New research reveals that songbirds add style to their songs using the same mechanism as humans.
In humans, an "ah" sound originating from the vocal cords can be turned into an "ooh" by moving the lips, tongue, and jaw.
Birds mostly communicate using a variety of up and down sweeping tones and crescendos or decrescendos. The most efficient way to produce these sounds, said study leader Tobias Riede, is to change the shape of the vocal tract, which includes the mouth cavity, pharynx cavity, trachea (or windpipe), and esophagus.
Sound is produced at the bird's syrinx, which works like human vocal cords. As air passes through it, folds of tissue resonate to generate sound. (Birds have a larynx too, and while it plays a role in shaping sound, its primary function is to keep food particles out of the lungs.)
The previous notion was that a bird's upper vocal tract is like a stiff tube, and that the change in sound was a result of changing how wide the beak was open.
But X-ray movies of a singing northern cardinal reveal that the bird rapidly changes its vocal tract shape—from the simple shape of a drinking straw to a voluptuous flower vase—to give the song some flavor.
"The beak plays a minor function, but the upper vocal tract plays a major role in shaping sound," said Riede, a researcher at the National Center for Voice and Speech. "The acoustic role of the vocal tract is to give original sounds from the syrinx a shape, or in singing terms, to give it some color."

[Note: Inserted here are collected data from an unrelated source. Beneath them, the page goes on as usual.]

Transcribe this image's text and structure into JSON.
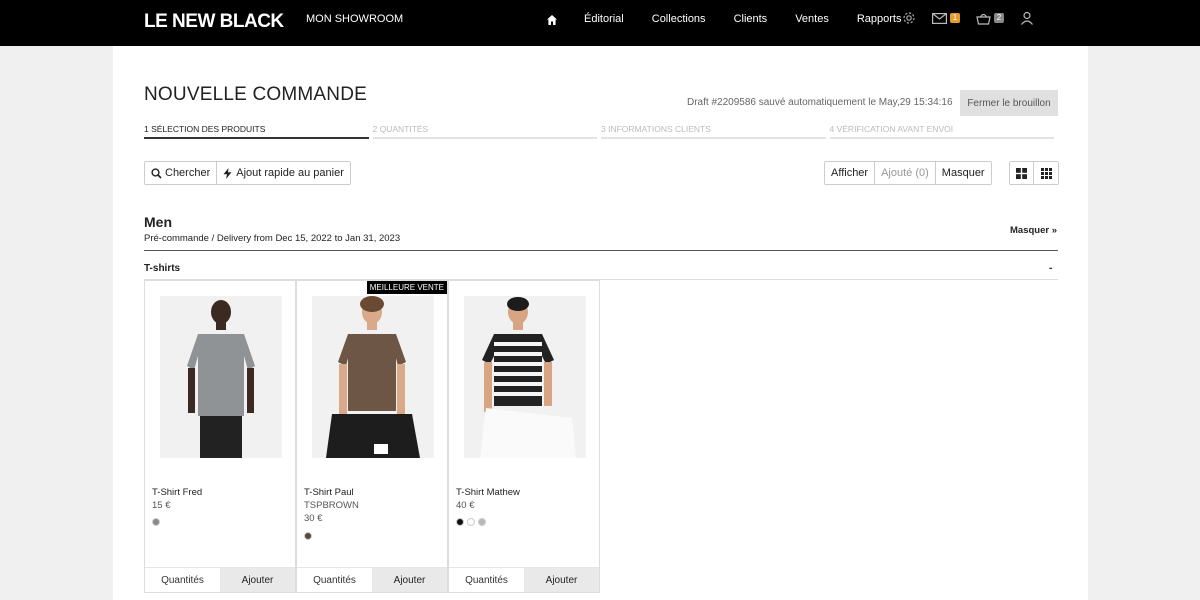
{
  "nav": {
    "logo": "LE NEW BLACK",
    "showroom": "MON SHOWROOM",
    "links": [
      "Éditorial",
      "Collections",
      "Clients",
      "Ventes",
      "Rapports"
    ],
    "mail_badge": "1",
    "cart_badge": "2"
  },
  "page": {
    "title": "NOUVELLE COMMANDE",
    "draft_status": "Draft #2209586 sauvé automatiquement le May,29 15:34:16",
    "close_draft_label": "Fermer le brouillon"
  },
  "steps": [
    "1 SÉLECTION DES PRODUITS",
    "2 QUANTITÉS",
    "3 INFORMATIONS CLIENTS",
    "4 VÉRIFICATION AVANT ENVOI"
  ],
  "toolbar": {
    "search_label": "Chercher",
    "quick_add_label": "Ajout rapide au panier",
    "show_label": "Afficher",
    "added_label": "Ajouté (0)",
    "hide_label": "Masquer"
  },
  "section": {
    "title": "Men",
    "subtitle": "Pré-commande / Delivery from Dec 15, 2022 to Jan 31, 2023",
    "hide_link": "Masquer »",
    "category": "T-shirts",
    "category_toggle": "-"
  },
  "products": [
    {
      "name": "T-Shirt Fred",
      "ref": "",
      "price": "15 €",
      "ribbon": "",
      "shirt_color": "#8f9396",
      "swatches": [
        "#8a8a8a"
      ]
    },
    {
      "name": "T-Shirt Paul",
      "ref": "TSPBROWN",
      "price": "30 €",
      "ribbon": "MEILLEURE VENTE",
      "shirt_color": "#6e5646",
      "swatches": [
        "#5b4638"
      ]
    },
    {
      "name": "T-Shirt Mathew",
      "ref": "",
      "price": "40 €",
      "ribbon": "",
      "shirt_color": "#222222",
      "swatches": [
        "#111111",
        "#ffffff",
        "#b8b8b8"
      ]
    }
  ],
  "card_actions": {
    "quantity_label": "Quantités",
    "add_label": "Ajouter"
  }
}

The beak's main function during singing, Riede said, appears to be broadcasting the song in a specific direction.
This is the first study to demonstrate that songbirds control their songs using precise motor control similar to humans, and suggests it is useful to use birds to study vocal learning.

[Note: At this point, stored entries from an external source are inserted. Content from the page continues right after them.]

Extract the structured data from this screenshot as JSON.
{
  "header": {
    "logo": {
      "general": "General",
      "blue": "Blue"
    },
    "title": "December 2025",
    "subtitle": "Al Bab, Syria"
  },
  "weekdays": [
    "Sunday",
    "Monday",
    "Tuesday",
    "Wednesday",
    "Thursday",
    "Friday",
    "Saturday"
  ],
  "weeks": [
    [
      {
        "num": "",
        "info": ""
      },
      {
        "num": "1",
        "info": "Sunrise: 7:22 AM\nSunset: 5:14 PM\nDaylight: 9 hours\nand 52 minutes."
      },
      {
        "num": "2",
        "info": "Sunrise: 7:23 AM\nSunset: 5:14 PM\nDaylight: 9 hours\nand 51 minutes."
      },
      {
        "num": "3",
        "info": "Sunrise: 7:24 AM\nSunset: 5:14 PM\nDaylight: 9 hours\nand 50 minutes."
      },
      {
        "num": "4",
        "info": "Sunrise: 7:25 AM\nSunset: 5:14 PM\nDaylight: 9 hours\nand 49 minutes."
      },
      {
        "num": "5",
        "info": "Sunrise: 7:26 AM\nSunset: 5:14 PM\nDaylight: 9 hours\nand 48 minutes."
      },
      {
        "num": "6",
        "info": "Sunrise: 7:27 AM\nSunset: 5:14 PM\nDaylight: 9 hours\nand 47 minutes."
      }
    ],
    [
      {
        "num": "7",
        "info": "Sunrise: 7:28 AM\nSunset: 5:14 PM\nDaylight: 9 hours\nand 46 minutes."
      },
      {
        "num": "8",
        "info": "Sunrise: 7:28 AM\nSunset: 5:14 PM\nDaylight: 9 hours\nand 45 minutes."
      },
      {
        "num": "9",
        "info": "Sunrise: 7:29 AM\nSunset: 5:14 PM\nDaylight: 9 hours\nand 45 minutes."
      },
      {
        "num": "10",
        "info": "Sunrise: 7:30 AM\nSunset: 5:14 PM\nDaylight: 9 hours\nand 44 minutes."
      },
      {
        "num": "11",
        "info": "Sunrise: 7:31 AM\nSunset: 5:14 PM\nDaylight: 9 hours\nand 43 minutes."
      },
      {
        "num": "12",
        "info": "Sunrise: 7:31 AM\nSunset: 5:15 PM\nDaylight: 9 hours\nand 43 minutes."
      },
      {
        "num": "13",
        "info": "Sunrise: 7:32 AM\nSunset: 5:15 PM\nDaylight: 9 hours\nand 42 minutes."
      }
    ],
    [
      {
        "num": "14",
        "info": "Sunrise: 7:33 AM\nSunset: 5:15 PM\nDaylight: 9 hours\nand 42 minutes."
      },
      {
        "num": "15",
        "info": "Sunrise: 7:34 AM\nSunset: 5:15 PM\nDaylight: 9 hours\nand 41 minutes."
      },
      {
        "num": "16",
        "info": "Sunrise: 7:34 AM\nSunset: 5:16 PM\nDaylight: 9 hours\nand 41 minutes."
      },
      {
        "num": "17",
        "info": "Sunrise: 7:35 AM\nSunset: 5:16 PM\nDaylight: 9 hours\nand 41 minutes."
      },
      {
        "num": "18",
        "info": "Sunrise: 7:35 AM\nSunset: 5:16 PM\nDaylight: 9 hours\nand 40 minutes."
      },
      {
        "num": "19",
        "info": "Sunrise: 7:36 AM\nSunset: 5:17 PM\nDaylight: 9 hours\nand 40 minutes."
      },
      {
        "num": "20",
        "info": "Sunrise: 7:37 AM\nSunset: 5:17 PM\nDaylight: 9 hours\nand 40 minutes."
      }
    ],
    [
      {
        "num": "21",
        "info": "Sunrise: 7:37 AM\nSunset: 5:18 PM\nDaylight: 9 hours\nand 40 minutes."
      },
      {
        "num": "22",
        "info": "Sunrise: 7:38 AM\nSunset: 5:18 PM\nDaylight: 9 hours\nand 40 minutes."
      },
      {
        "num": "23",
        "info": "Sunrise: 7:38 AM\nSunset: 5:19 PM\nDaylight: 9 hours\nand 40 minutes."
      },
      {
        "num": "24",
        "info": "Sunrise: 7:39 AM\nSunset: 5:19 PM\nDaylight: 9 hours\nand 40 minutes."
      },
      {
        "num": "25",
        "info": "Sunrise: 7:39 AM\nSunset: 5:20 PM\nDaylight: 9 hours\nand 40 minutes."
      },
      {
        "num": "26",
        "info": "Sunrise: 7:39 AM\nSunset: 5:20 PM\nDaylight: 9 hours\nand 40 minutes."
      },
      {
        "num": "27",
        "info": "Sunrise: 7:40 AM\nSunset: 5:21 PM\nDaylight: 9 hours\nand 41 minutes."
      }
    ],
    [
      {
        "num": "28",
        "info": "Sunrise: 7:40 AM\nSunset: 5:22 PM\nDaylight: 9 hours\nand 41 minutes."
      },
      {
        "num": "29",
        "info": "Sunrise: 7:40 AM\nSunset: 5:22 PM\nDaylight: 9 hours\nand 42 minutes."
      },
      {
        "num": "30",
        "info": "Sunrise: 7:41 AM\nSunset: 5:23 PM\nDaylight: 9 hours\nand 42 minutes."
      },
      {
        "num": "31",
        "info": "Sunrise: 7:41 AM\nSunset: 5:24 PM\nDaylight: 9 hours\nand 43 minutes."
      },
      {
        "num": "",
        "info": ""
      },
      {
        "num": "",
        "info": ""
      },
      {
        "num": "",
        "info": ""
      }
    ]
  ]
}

"Consider that in birds and humans, the most important similarity is that they have to learn what they vocally produce," Riede told LiveScience. "Here we have another similarity in that humans change their vocal tract to produce different sounds, and birds change their tract in a very similar way, using nerves and muscles that are synonymous in humans."
The study is detailed in the March 27 online edition of the Proceedings of the National Academy of Sciences.